Postpartum women may experience various pelvic floor dysfunctions, including urinary incontinence, pelvic pain, and prolapse. Urinary incontinence is one of the most common symptoms, where a woman may experience urine leakage during physical activities, coughing, or sneezing. Pelvic pain, on the other hand, can range from mild discomfort to severe pain during sex or daily activities. Prolapse occurs when one or more pelvic organs, such as the bladder or uterus, droop or fall into the vaginal canal.

Benefits of Pelvic Floor Exercises

Pelvic floor exercises provide many benefits to postpartum women, including:

  • Preventing Urinary Incontinence

Pelvic floor exercises can help prevent urinary incontinence by strengthening the muscles that support the bladder. Stronger muscles can help control urine leakage during physical activities or coughing.

  • Relieving Pelvic Pain

Pelvic floor exercises can also help relieve pelvic pain by increasing blood flow to the pelvic area, reducing muscle tension, and improving muscle strength.

  • Improving Sexual Function

Pelvic floor exercises can improve sexual function by increasing blood flow to the genital area and strengthening the muscles responsible for orgasm.

  • Preventing Prolapse

Pelvic floor exercises can prevent prolapse by strengthening the muscles that support the pelvic organs.

How to Perform Pelvic Floor Exercises

Pelvic floor exercises can be performed using various techniques, including:

  1. Kegel Exercises

Kegel exercises involve contracting and relaxing the pelvic floor muscles. To perform Kegels, squeeze the muscles you would use to stop the flow of urine, hold for three seconds, and then relax for three seconds. Repeat ten times, three times a day.

  1. Squatting

Squatting involves standing with your feet hip-width apart and squatting down as if you’re sitting in a chair.
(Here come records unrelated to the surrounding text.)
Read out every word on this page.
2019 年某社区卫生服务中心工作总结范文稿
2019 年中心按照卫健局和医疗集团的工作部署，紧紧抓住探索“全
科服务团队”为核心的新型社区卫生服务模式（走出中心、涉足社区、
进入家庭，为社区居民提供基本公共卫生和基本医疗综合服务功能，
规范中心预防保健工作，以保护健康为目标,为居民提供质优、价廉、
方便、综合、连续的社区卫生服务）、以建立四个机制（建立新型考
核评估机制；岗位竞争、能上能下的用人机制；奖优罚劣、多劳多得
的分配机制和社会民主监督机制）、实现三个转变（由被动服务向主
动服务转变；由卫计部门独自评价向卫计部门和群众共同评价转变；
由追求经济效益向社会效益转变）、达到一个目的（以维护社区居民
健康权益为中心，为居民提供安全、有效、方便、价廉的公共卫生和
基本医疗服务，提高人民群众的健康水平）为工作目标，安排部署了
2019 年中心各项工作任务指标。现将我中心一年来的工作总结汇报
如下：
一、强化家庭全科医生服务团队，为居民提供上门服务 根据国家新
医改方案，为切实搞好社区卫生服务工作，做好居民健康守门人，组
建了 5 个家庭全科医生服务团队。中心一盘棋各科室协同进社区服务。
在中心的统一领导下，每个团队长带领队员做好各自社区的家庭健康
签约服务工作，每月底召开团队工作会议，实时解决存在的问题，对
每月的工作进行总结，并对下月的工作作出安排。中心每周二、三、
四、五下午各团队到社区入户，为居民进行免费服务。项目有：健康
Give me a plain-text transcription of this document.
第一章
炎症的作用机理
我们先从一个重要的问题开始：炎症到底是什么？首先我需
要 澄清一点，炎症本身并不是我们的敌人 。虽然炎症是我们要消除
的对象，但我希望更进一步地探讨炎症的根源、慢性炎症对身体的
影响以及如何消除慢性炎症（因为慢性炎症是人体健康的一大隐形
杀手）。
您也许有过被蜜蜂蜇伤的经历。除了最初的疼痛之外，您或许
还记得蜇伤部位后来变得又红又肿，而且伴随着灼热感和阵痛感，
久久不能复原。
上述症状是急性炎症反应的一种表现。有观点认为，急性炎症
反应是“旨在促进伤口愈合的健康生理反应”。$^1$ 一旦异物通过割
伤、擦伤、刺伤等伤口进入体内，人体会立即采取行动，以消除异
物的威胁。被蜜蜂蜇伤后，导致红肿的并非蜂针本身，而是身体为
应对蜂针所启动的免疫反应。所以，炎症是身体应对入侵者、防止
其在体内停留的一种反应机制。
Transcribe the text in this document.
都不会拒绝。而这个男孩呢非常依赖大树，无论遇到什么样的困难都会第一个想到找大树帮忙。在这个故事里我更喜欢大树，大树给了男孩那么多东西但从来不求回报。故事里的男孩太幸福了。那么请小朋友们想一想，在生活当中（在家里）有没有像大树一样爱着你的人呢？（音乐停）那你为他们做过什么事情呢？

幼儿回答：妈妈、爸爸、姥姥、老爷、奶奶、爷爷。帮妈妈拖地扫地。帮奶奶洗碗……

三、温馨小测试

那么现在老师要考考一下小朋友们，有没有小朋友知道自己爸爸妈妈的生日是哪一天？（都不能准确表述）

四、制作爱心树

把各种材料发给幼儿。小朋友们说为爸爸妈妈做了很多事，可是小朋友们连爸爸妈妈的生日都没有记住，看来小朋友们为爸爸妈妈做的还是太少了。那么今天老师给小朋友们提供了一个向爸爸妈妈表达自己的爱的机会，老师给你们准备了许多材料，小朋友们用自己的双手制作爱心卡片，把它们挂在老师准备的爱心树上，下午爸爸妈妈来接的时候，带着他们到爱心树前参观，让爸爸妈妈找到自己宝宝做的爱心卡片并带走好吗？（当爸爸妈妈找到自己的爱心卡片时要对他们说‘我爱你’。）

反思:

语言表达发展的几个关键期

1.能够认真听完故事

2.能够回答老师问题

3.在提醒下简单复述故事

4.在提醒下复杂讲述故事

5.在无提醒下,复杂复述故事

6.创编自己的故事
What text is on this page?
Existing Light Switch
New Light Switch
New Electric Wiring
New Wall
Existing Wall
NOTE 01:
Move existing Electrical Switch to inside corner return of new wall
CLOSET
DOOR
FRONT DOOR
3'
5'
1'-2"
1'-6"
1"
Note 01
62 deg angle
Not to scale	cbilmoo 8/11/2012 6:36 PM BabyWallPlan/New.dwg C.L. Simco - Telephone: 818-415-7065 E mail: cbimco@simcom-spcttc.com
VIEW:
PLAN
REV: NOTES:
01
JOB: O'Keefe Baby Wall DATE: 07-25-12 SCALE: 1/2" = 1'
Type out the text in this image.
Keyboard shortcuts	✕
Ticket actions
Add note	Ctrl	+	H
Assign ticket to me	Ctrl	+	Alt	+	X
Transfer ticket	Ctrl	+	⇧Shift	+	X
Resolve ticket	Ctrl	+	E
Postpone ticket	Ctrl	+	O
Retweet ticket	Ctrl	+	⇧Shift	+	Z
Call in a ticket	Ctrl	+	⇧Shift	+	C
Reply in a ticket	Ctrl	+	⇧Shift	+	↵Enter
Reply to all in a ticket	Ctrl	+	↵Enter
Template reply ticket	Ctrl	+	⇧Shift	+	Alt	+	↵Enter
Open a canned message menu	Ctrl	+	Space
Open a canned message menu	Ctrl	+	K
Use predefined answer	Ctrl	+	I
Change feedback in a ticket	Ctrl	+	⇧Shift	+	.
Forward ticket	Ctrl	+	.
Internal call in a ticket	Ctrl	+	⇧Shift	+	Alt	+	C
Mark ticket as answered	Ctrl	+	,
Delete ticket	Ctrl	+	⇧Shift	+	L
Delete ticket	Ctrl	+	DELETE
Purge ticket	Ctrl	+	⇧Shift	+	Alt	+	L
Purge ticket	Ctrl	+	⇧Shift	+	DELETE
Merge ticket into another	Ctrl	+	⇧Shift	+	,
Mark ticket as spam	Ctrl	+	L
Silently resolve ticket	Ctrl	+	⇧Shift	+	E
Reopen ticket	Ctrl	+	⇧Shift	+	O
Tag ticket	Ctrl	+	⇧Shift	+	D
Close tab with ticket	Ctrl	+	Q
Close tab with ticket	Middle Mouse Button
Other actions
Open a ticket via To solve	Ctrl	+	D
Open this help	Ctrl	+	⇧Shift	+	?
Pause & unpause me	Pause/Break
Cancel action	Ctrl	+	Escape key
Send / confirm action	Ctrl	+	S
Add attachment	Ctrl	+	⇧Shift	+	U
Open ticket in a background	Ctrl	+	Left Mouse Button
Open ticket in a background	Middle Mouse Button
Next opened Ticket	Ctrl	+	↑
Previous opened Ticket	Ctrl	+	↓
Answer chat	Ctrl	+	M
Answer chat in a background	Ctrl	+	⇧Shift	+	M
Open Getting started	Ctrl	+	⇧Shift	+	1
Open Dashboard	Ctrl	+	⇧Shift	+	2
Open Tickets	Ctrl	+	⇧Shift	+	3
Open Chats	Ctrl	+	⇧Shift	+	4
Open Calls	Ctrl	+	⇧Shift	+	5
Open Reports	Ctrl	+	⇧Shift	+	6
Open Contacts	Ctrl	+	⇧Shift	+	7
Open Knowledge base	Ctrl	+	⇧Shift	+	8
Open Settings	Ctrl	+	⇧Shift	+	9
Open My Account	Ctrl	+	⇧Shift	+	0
This exercise can help strengthen the pelvic floor muscles and improve blood flow to the area.

  1. Bridge Pose

Bridge pose involves lying on your back with your knees bent and feet flat on the floor. Lift your hips up towards the ceiling, contracting your glutes and pelvic floor muscles. Hold for five seconds and then lower your hips back down. Repeat ten times, three times a day.

  1. Lunges

Lunges involve stepping forward with one leg and lowering your body until your front knee is bent at a 90-degree angle. As you lunge, engage your pelvic floor muscles and squeeze them tight. Repeat on the other leg and alternate for ten repetitions, three times a day.

When to Start Pelvic Floor Exercises

It’s best to start pelvic floor exercises as soon as possible after giving birth. However, you should wait until any stitches or tears have healed, and you feel comfortable. If you experience any pain or discomfort during the exercises, stop immediately and speak to your doctor or midwife.

Tips for Pelvic Floor Exercise Success

Here are some tips to ensure success with pelvic floor exercises:

  • Practice consistently: Set aside time each day to perform your exercises and make them a part of your daily routine.
  • Use correct technique: Ensure that you are contracting the correct muscles and maintaining proper form during the exercises.
  • Gradually increase intensity: As your muscles become stronger, gradually increase the duration and intensity of your exercises.
  • Be patient: It takes time to see results, so don’t get discouraged if you don’t see immediate improvement.


Pelvic floor exercises are a vital component of postpartum recovery. They can help prevent urinary incontinence, relieve pelvic pain, improve sexual function, and prevent prolapse. With proper technique and consistency, pelvic floor exercises can help women regain their strength and confidence after childbirth.